HAMBURGER SZENE VON MAXIMILIAN PROBST
: Verdunkelung, überall

Nur Wichtigtuer sitzen hinter verdunkelten Scheiben, Voyeure, Intimsphäre-Idioten

Mein Onkel ist auch nicht mehr der Hellste. Sein Auto war neu, er aber ganz der Alte. Kaum saß er hinterm Steuer, wir fuhren von einem Familientreffen zurück, schimpfte er schon wie ein Rohrspatz, und das, wie es seine Angewohnheit ist, auf bayrisch. „Säftel, jetzt fahr schon zu“, rief er, weil einer an der Ampel beim Anfahren träumte.

Bei einer nächsten Ampel war’s ein Audi, der ihm links zu nahe kam, und sich blinkend vor ihm einfädeln wollte. „Du Depp, du damischer“, hörte ich neben mir, und noch einiges anderes, was mir gänzlich unverständlich war. Sehr gut aber verstand ich die Gesten, mit denen mein Onkel, seine Verbalwatschen unterstreichend, sich dem Audifahrer zuwandte. Zu seinem anwachsenden Ärger konnte er den allerdings kaum sehen. Nur ein Schemen zeichnete sich hinter den verdunkelten Scheiben des Audis ab. Grund genug für meinen Onkel, den Rest der Fahrt auf die plötzliche Allgegenwart verdunkelter Scheiben auf der Straße zu schimpfen. Nur Wichtigtuer säßen dahinter, Voyeure, Intimsphäre-Idioten…

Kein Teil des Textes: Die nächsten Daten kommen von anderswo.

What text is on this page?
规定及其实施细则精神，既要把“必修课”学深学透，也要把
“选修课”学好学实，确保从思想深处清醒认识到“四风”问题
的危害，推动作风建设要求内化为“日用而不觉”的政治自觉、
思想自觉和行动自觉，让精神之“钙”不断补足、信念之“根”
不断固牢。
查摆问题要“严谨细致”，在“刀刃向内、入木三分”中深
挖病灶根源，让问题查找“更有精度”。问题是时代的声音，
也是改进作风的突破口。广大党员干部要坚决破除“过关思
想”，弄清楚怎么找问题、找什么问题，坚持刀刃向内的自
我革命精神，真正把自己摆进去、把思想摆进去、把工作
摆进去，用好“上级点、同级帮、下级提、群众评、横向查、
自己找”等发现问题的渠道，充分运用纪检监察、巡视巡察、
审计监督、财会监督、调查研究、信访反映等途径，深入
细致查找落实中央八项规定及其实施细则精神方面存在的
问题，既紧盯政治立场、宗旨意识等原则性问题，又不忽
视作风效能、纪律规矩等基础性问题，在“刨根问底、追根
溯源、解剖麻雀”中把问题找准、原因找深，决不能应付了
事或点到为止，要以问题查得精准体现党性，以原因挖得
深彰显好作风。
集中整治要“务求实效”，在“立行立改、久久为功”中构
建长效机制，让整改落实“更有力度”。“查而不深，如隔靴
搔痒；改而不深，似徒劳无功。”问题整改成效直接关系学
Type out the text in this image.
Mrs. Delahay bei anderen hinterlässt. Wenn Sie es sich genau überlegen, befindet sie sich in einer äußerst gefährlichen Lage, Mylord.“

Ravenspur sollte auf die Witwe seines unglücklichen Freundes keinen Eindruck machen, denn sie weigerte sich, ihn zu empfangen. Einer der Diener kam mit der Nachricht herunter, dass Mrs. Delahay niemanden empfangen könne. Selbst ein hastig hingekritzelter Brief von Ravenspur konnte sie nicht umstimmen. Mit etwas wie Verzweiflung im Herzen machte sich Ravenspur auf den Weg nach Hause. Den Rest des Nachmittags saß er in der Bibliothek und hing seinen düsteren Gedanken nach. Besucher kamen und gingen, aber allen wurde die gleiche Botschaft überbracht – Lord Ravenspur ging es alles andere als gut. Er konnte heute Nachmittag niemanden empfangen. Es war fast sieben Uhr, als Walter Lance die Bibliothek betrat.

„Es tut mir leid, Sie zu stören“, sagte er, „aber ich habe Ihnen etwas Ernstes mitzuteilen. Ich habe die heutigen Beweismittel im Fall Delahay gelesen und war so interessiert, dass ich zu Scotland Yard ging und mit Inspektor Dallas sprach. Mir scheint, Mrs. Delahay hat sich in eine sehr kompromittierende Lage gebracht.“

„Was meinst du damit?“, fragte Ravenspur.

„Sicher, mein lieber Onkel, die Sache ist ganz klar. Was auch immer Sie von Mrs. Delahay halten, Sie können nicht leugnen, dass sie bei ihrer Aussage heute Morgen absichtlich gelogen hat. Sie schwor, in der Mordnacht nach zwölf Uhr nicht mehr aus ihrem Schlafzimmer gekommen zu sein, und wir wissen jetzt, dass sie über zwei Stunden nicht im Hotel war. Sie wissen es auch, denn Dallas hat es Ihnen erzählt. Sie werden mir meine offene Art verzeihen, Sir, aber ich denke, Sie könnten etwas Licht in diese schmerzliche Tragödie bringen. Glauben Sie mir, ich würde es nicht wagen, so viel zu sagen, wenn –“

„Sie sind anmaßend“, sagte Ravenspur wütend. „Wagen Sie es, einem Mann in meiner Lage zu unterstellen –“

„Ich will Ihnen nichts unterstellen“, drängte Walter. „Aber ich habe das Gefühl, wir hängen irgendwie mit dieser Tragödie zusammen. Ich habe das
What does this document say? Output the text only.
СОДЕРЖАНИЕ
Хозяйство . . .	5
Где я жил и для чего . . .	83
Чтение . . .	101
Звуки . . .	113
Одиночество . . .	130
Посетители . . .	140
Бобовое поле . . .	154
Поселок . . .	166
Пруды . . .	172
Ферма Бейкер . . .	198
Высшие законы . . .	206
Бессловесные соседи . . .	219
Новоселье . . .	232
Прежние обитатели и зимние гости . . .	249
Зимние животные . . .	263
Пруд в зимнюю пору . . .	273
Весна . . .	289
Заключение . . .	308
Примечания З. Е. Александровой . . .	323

Es war wie immer ein großes Vergnügen, und ich gab ihm in allem Recht. Kaum war ich ausgestiegen, erkannte ich allerdings, dass auch mein Onkel sich täuschen kann. Ich beugte mich leicht hinunter, um ihm durchs Fenster zu winken, und was sah ich da? Einen Schemen. Hinter verdunkelten Scheiben.